Bibel versi BYH mengganti kata
"Allah" menjadi "Eloim", kata "TUHAN" diganti
menjadi "YAHWE"; kata "Yesus" diganti dengan
"Yesua", dan "Yesus Kristus" diubah menjadi "Yesua
Hamasiah". Berikutnya, muncul lagi kelompok Kristen yang menamakan dirinya
"Jaringan Gereja-gereja Pengagung Nama Yahweh" yang menerbitkan Bibel
sendiri dengan nama "Kitab Suci Umat Perjanjian Tuhan ini". Kelompok
ini pun menegaskan, "Akhirnya nama "Allah" tidak dapat
dipertahankan lagi."
BYH mengedarkan brosur berjudul ”Siapakah
Yang Bernama Allah Itu?” yang isinya mengecam penggunaan kata Allah oleh
kaum Kristen. Mereka menyebut penggunaan kata ”Allah” dalam Kristen sebagai
satu bentuk penghujatan kepada Tuhan. Mereka membuat seruan: ”Stop!

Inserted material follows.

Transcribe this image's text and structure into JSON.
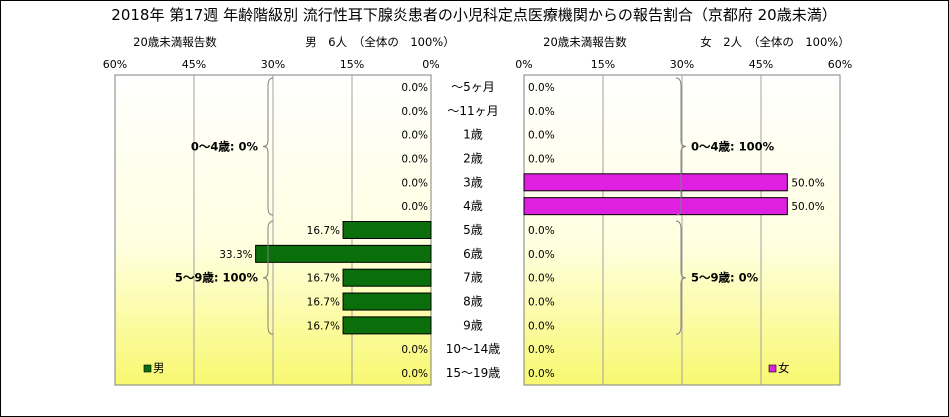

Stop! Stu-u-op! Jangan diteruskan hujatan Anda. Kalau Anda semula tidak tahu,
pasti akan diampuni, tetapi sekarang melalui pembacaan traktat pelayanan ini,
Anda menjadi tahu. Maka jangan diterus-teruskan! (Dikutip dari buku
Herlianto, Siapakah yang Bernama Allah Itu? (Jakarta: Badan
Penerbit Kristen, 2005, cetakan ke-3, hal. 4).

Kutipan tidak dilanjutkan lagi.